Geht es um einen Film? Oder ums Prinzip? Ausschreitungen in Kairo

"Ich bin hier, um meinen Propheten zu verteidigen und gegen die Sicherheitskräfte zu demonstrieren, die auch Muslime sind und mich davon abhalten, meine Stimme zu erheben. Nichts hat sich geändert unter Präsident Mohammed Mursi", sagt der 27-jährige Abdallah al-Masry, der auf dem Tahrir-Platz in Kairo demonstriert. Für viele geht es nicht mehr nur um den Film, sondern um alte Rechnungen, die sie mit den Sicherheitskräften offen haben.

Vor allem die Fußball-Hooligans haben in den vergangenen 21 Monaten immer wieder an vorderster Front gegen die Sicherheitskräfte gekämpft, der Hass ist groß. Die meisten, die jetzt Steine werfen, haben den Mohammed-Film noch nicht einmal gesehen. Ihnen geht es ums Prinzip. Details interessieren da wenig.

Mursi verurteilt die Angriffe und kritisiert den Film

Präsident Mohammed Mursi befindet sich derweil in einem Dilemma: Auf der einen Seite will er sich offenbar nicht klar gegen die Proteste aussprechen, denn damit würde er viele Sympathiepunkte bei der Bevölkerung verspielen. Den Propheten zu beleidigen ist für alle gläubigen Muslime ein Tabu. Gleichzeitig muss er als Präsident die Sicherheit ausländischer Diplomaten und deren Vertretungen garantieren. Ein diplomatischer Spagat.

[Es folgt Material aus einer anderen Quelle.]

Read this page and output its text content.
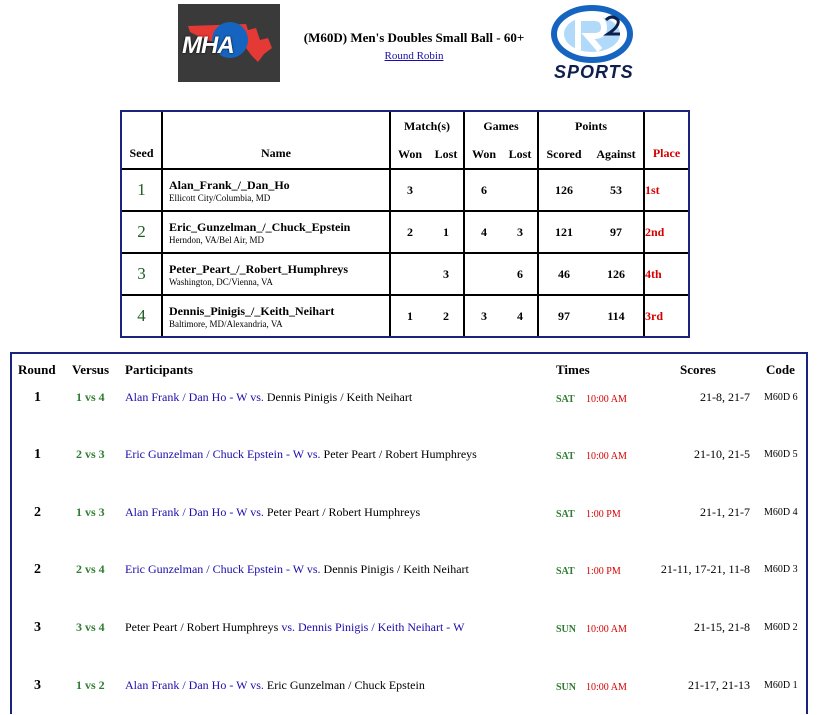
MHA	(M60D) Men's Doubles Small Ball - 60+
Round Robin
SPORTS
Seed	Name	Match(s)		Games		Points		Place

		Won	Lost	Won	Lost	Scored	Against	
1	Alan_Frank_/_Dan_Ho
Ellicott City/Columbia, MD	3		6		126	53	1st
2	Eric_Gunzelman_/_Chuck_Epstein
Herndon, VA/Bel Air, MD	2	1	4	3	121	97	2nd
3	Peter_Peart_/_Robert_Humphreys
Washington, DC/Vienna, VA		3		6	46	126	4th
4	Dennis_Pinigis_/_Keith_Neihart
Baltimore, MD/Alexandria, VA	1	2	3	4	97	114	3rd
Round Versus Participants	Times	Scores	Code
1	1 vs 4 Alan Frank / Dan Ho - W vs. Dennis Pinigis / Keith Neihart	SAT 10:00 AM	21-8, 21-7 M60D 6
1	2 vs 3 Eric Gunzelman / Chuck Epstein - W vs. Peter Peart / Robert Humphreys	SAT 10:00 AM	21-10, 21-5 M60D 5
2	1 vs 3 Alan Frank / Dan Ho - W vs. Peter Peart / Robert Humphreys	SAT 1:00 PM	21-1, 21-7 M60D 4
2	2 vs 4 Eric Gunzelman / Chuck Epstein - W vs. Dennis Pinigis / Keith Neihart	SAT 1:00 PM	21-11, 17-21, 11-8 M60D 3
3	3 vs 4 Peter Peart / Robert Humphreys vs. Dennis Pinigis / Keith Neihart - W	SUN 10:00 AM	21-15, 21-8 M60D 2
3	1 vs 2 Alan Frank / Dan Ho - W vs. Eric Gunzelman / Chuck Epstein	SUN 10:00 AM	21-17, 21-13 M60D 1
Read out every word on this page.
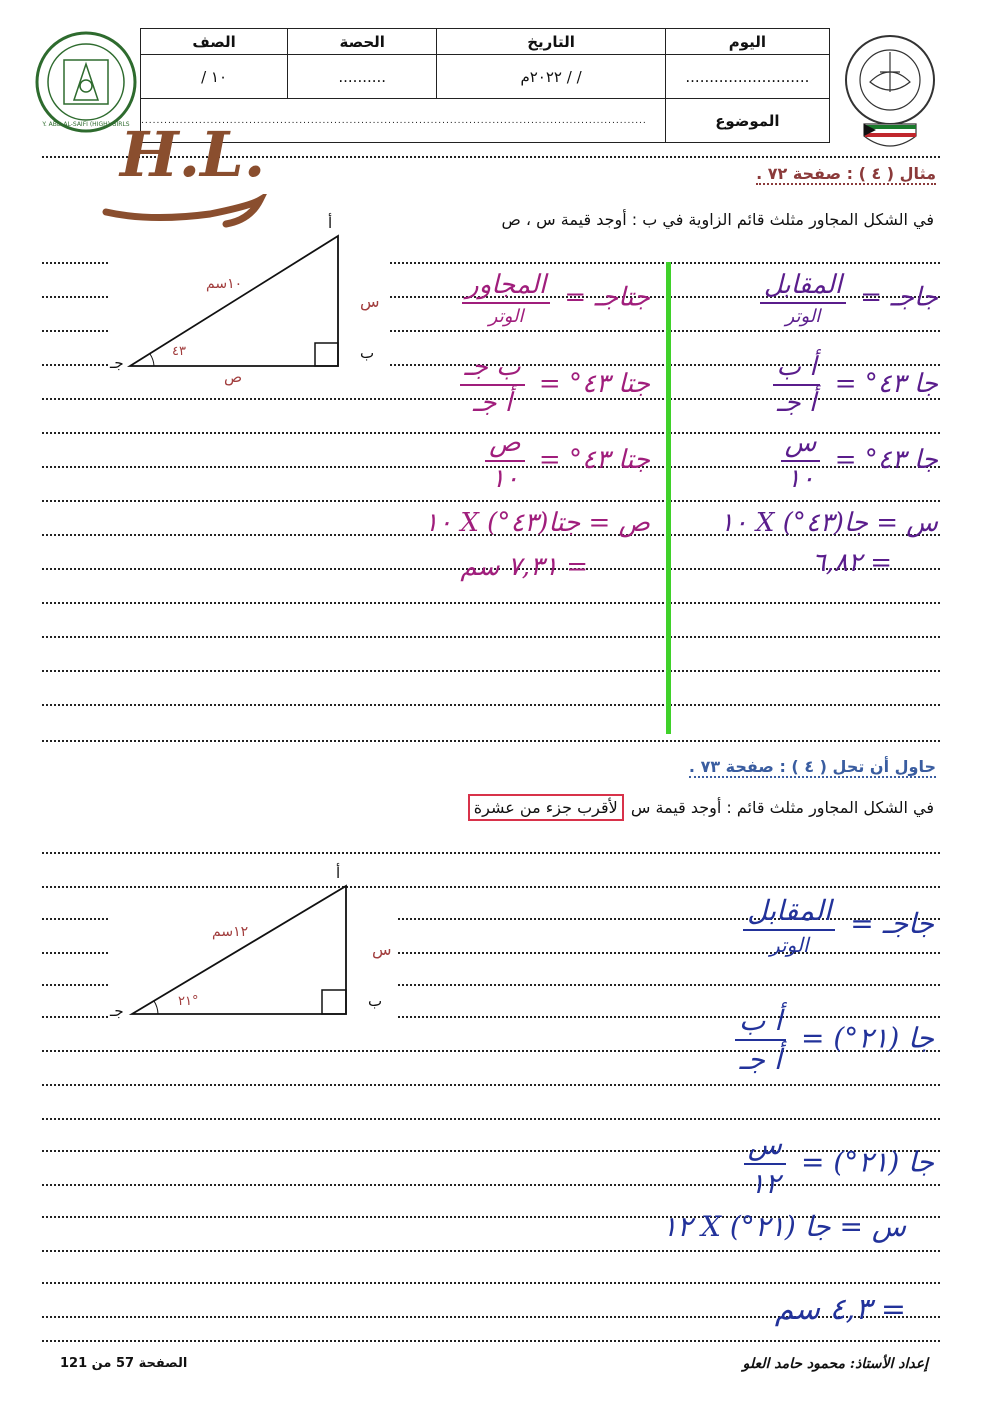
Y. ABD AL-SAIFI (HIGH) GIRLS
اليوم	التاريخ	الحصة	الصف
..........................	/ / ٢٠٢٢م	..........	١٠ /
الموضوع	...................................................................................................................................		
H.L.	مثال ( ٤ ) : صفحة ٧٢ .
في الشكل المجاور مثلث قائم الزاوية في ب : أوجد قيمة س ، ص
أ
ب
جـ
١٠سم
س
ص
٤٣
جاجـ =
$\frac{\text{المقابل}}{\text{الوتر}}$
جا ٤٣° =
$\frac{\text{أ ب}}{\text{أ جـ}}$
جا ٤٣° =
$\frac{\text{س}}{١٠}$
س = جا(٤٣°) X ١٠
= ٦,٨٢
جتاجـ =
$\frac{\text{المجاور}}{\text{الوتر}}$
جتا ٤٣° =
$\frac{\text{ب جـ}}{\text{أ جـ}}$
جتا ٤٣° =
$\frac{\text{ص}}{١٠}$
ص = جتا(٤٣°) X ١٠
= ٧,٣١ سم
حاول أن تحل ( ٤ ) : صفحة ٧٣ .
في الشكل المجاور مثلث قائم : أوجد قيمة س لأقرب جزء من عشرة
أ
ب
جـ
١٢سم
س
٢١°
جاجـ =
$\frac{\text{المقابل}}{\text{الوتر}}$
جا (٢١°) =
$\frac{\text{أ ب}}{\text{أ جـ}}$
جا (٢١°) =
$\frac{\text{س}}{١٢}$
س = جا (٢١°) X ١٢
= ٤,٣ سم
إعداد الأستاذ: محمود حامد العلو
الصفحة 57 من 121
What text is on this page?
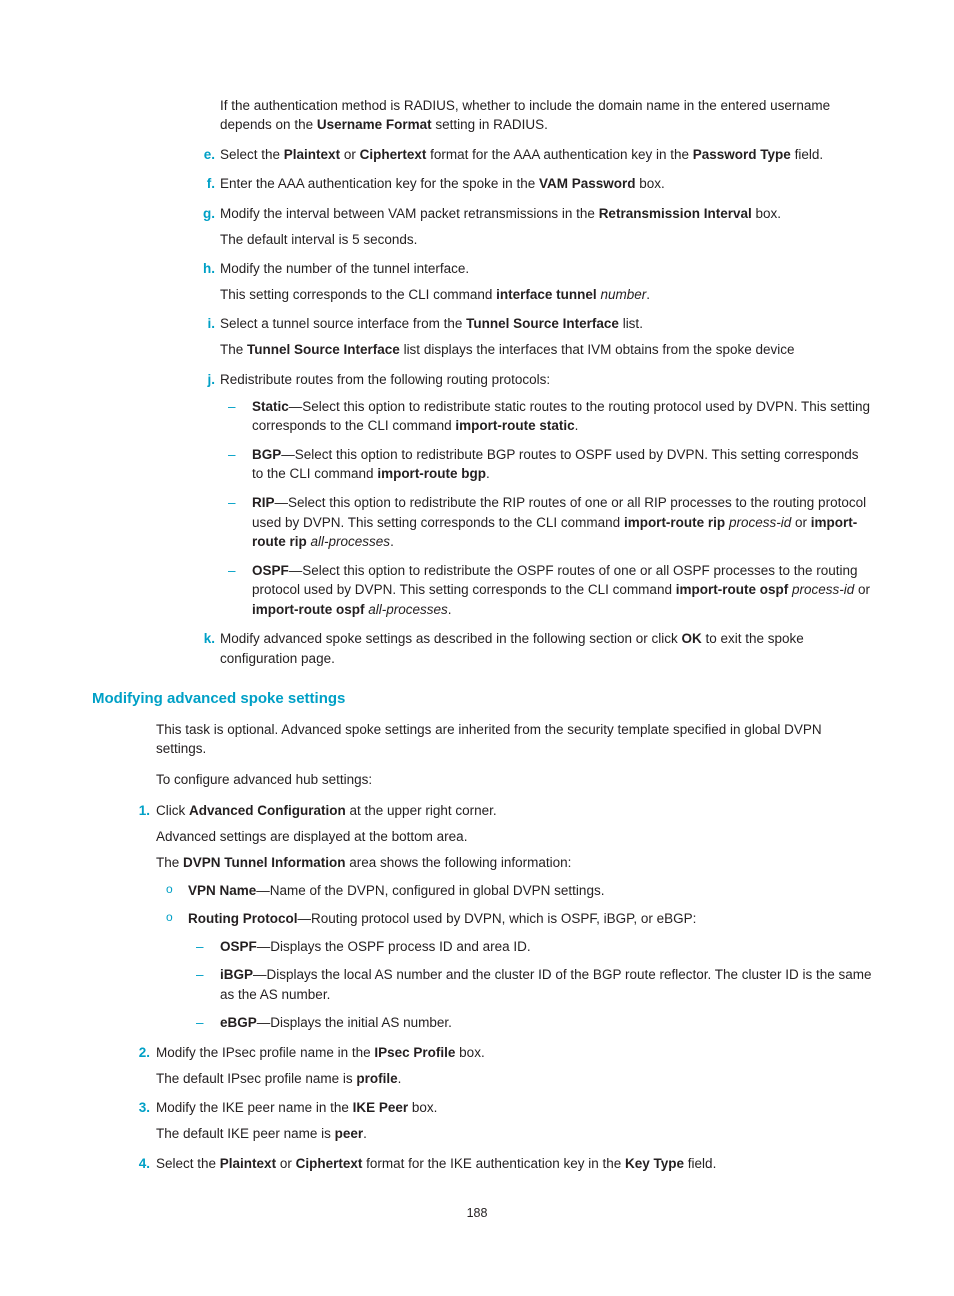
If the authentication method is RADIUS, whether to include the domain name in the entered username depends on the Username Format setting in RADIUS.

e. Select the Plaintext or Ciphertext format for the AAA authentication key in the Password Type field.
f. Enter the AAA authentication key for the spoke in the VAM Password box.
g. Modify the interval between VAM packet retransmissions in the Retransmission Interval box.

The default interval is 5 seconds.

h. Modify the number of the tunnel interface.

This setting corresponds to the CLI command interface tunnel number.

i. Select a tunnel source interface from the Tunnel Source Interface list.

The Tunnel Source Interface list displays the interfaces that IVM obtains from the spoke device

j. Redistribute routes from the following routing protocols:
– Static—Select this option to redistribute static routes to the routing protocol used by DVPN. This setting corresponds to the CLI command import-route static.
– BGP—Select this option to redistribute BGP routes to OSPF used by DVPN. This setting corresponds to the CLI command import-route bgp.
– RIP—Select this option to redistribute the RIP routes of one or all RIP processes to the routing protocol used by DVPN. This setting corresponds to the CLI command import-route rip process-id or import-route rip all-processes.
– OSPF—Select this option to redistribute the OSPF routes of one or all OSPF processes to the routing protocol used by DVPN. This setting corresponds to the CLI command import-route ospf process-id or import-route ospf all-processes.
k. Modify advanced spoke settings as described in the following section or click OK to exit the spoke configuration page.
Modifying advanced spoke settings

This task is optional. Advanced spoke settings are inherited from the security template specified in global DVPN settings.

To configure advanced hub settings:

1. Click Advanced Configuration at the upper right corner.

Advanced settings are displayed at the bottom area.

The DVPN Tunnel Information area shows the following information:

o VPN Name—Name of the DVPN, configured in global DVPN settings.
o Routing Protocol—Routing protocol used by DVPN, which is OSPF, iBGP, or eBGP:
– OSPF—Displays the OSPF process ID and area ID.
– iBGP—Displays the local AS number and the cluster ID of the BGP route reflector. The cluster ID is the same as the AS number.
– eBGP—Displays the initial AS number.
2. Modify the IPsec profile name in the IPsec Profile box.

The default IPsec profile name is profile.

3. Modify the IKE peer name in the IKE Peer box.

The default IKE peer name is peer.

4. Select the Plaintext or Ciphertext format for the IKE authentication key in the Key Type field.
188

Ägyptens Präsident Mohammed Mursi (links) und der Präsident des Europäischen Rates, Van Rompuy, in Brüssel (Foto: REUTERS/Francois Lenoir)

Ägyptens Präsident Mohammed Mursi (links) und der Präsident des Europäischen Rates, Van Rompuy

Erst auf einer Pressekonferenz in Brüssel fand Mursi klare Worte. Er verurteilte die Angriffe auf die US-amerikanischen diplomatischen Vertretungen in Kairo und Bengasi und die Tötung unschuldiger Menschen. Wer nur einen Menschen töte, habe gleichsam die ganze Menschheit getötet, zitierte Mursi aus dem Koran. Gleichzeitig verurteilte er aber auch den Film: "Wir Ägypter lehnen jede Art der Beleidigung gegen unseren Propheten ab." Er versicherte, dass die Ägypter ein Recht auf friedlichen Protest hätten und dass Ägypten stark genug sei, ausländische Vertretungen und ihre diplomatischen Mitarbeiter zu beschützen.

Die Demonstranten fordern derweil eine offizielle Entschuldigung der amerikanischen Regierung für den Film. Dass der wohl das Produkt einer Gruppe radikaler Islam-Hasser ist und in keiner Weise von der amerikanischen Regierung unterstützt wird, interessiert sie wenig.

Weitere Massen-Demonstrationen geplant

Demonstranten stehen auf einer Mauer und zerreißen eine US-Flagge (Foto:Mohammed Abu Zaid/AP/dapd)

Ägypten rechnet mit weiteren Massenprotesten

Für weitere Spannungen könnte sorgen, dass in den ägyptischen Medien immer wieder der Name eines ägyptischen Kopten mit Wohnsitz in den USA im Zusammenhang mit der Verbreitung des Films genannt wird. Mittlerweile sind fünf Anzeigen beim Generalstaatsanwalt wegen des Films eingegangen. Mehrere Kopten wurden auf eine so genannte "schwarze Liste" gesetzt, um sie bei der Einreise nach Ägypten sofort abzufangen und vor Gericht zu stellen. Die Koptische Kirche in Ägypten hat den Film verurteilt.

Für Freitag (14.09.) hat die Moslembruderschaft zu Massenprotesten nach dem Gebet vor allen großen Moscheen des Landes aufgerufen. Präsident Mohammed Mursi wird beweisen müssen, ob er und seine Regierung tatsächlich in der Lage sind, die US-Botschaft und ihre Mitarbeiter ausreichend zu schützen.